Copper is essential for good health and is required for several physiological functions such as the production of neurotransmitters (Dopamine, noradrenaline), the enzyme cytochrome C oxidase (breaks down Vit C), for lactase activity (lactose digestion) and for elastin and collagen production, to name a few. Therefore sufficient amounts of copper are necessary for good health however real problems can occur when levels become excessive. Copper toxicity appears to be far more common than copper deficiencies and can be just as devastating to your health as heavy metals such as mercury and lead can be. Unfortunately for many copper toxicity is largely being ignored by the mainstream medical profession.
Copper deficiency is relatively rare while excess copper is common, especially as in Australia most of the homes have copper pipes as plumbing for water supply in homes. This problem is exacerbated in women in women as 45% of women with depression have elevated copper levels. Why? because estrogen elevates copper levels, just as zinc elevates testosterone levels. Excessive copper also increases noradrenaline levels which causes anxiety.
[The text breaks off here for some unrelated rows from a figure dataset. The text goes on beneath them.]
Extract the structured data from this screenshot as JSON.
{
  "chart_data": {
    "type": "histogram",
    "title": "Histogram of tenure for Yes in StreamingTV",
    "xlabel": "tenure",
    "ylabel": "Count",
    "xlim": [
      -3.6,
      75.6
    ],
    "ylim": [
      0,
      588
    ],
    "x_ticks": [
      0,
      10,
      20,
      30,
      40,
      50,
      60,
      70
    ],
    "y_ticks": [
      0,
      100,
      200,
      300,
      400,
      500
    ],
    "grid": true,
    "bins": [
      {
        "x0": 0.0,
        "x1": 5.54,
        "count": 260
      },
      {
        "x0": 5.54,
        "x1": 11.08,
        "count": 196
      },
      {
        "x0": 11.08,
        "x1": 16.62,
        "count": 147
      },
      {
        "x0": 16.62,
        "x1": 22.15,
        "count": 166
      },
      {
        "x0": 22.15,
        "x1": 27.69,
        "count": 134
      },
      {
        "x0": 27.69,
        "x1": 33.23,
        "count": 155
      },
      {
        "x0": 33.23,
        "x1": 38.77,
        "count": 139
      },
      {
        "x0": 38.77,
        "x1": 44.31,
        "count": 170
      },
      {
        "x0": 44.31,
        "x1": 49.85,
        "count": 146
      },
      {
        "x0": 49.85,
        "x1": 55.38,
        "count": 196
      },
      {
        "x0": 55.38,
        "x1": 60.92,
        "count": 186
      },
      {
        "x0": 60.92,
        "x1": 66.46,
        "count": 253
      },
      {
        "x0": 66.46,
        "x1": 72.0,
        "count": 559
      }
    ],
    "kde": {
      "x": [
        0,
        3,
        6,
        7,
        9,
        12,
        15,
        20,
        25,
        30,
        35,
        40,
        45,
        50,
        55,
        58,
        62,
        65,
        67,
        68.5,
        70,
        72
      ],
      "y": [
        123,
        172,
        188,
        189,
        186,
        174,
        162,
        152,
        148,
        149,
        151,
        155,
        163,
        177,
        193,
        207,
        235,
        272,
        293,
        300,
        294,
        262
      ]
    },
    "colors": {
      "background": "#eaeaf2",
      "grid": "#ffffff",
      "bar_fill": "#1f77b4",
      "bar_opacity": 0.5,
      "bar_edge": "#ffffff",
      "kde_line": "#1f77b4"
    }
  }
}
Other signs of copper excess include:
- Anxiety- copper has been called the “emotional mineral.”
- Difficulty sleeping
- Poor concentration
- Post-natal depression
- Annoyed by tight clothing
- Endometriosis/fibroid/ovarian cysts (note that if copper levels are high, women will do worse on progesterone therapy).
- Thyroid disease- both hyper and hypothyroidism
- Low libido
- Prostate disease
- Recurrent infections, particularly fungal
- Hair loss
- Anorexia- copper shuts off the appetite
- Cancer- copper causes new blood vessel formation which is required for cancer growth.
Copper has multiple roles in the body. Any imbalance will impair these functions:
- Fixing calcium in the bones.
- Energy production in cells.
- Immune function, particularly when it comes to yeast.
- Neurotransmitter production – as well as mental illness and behavior disorders, epilepsy can respond to copper balancing.
Many of the symptoms can be explained by coppers ability to interfere with zinc, magnesium, iron, Vitamin C, folic acid, Vit B1 and Vit E and decreased histamine production. When the action of these nutrients is blocked many physiological processes are unable to function correctly resulting with the following: arthritis, fatigue, adrenal burnout, insomnia, scoliosis, osteoporosis, heart disease, cancer, migraine headaches, seizures, fungal and bacterial infections including yeast infection, gum disease, tooth decay, skin and hair problems and female organ conditions including uterine fibroids, endometriosis and others. Mental and emotional disorders related to copper imbalance include spaciness, depression, vertigo, mood swings, fears, anxiety, phobias, panic attacks, violence, autism, schizophrenia, and attention deficit disorder.
The presence of estrogens and xenoestrogens seems to block the body’s ability to excrete copper. Therefore if you are low in zinc and molybdenum and are exposed to estrogens/xenoestrogens or estrogen dominant it could potentially lead to copper overload because of copper retention. The metallothionine protein responsible for the removal of copper from the body may also be affected thus also causing copper accumulation.
Stress from any cause contributes to copper imbalance. Stress depletes the adrenal glands and lowers the zinc level in the body. Whenever zinc becomes deficient, copper tends to accumulate.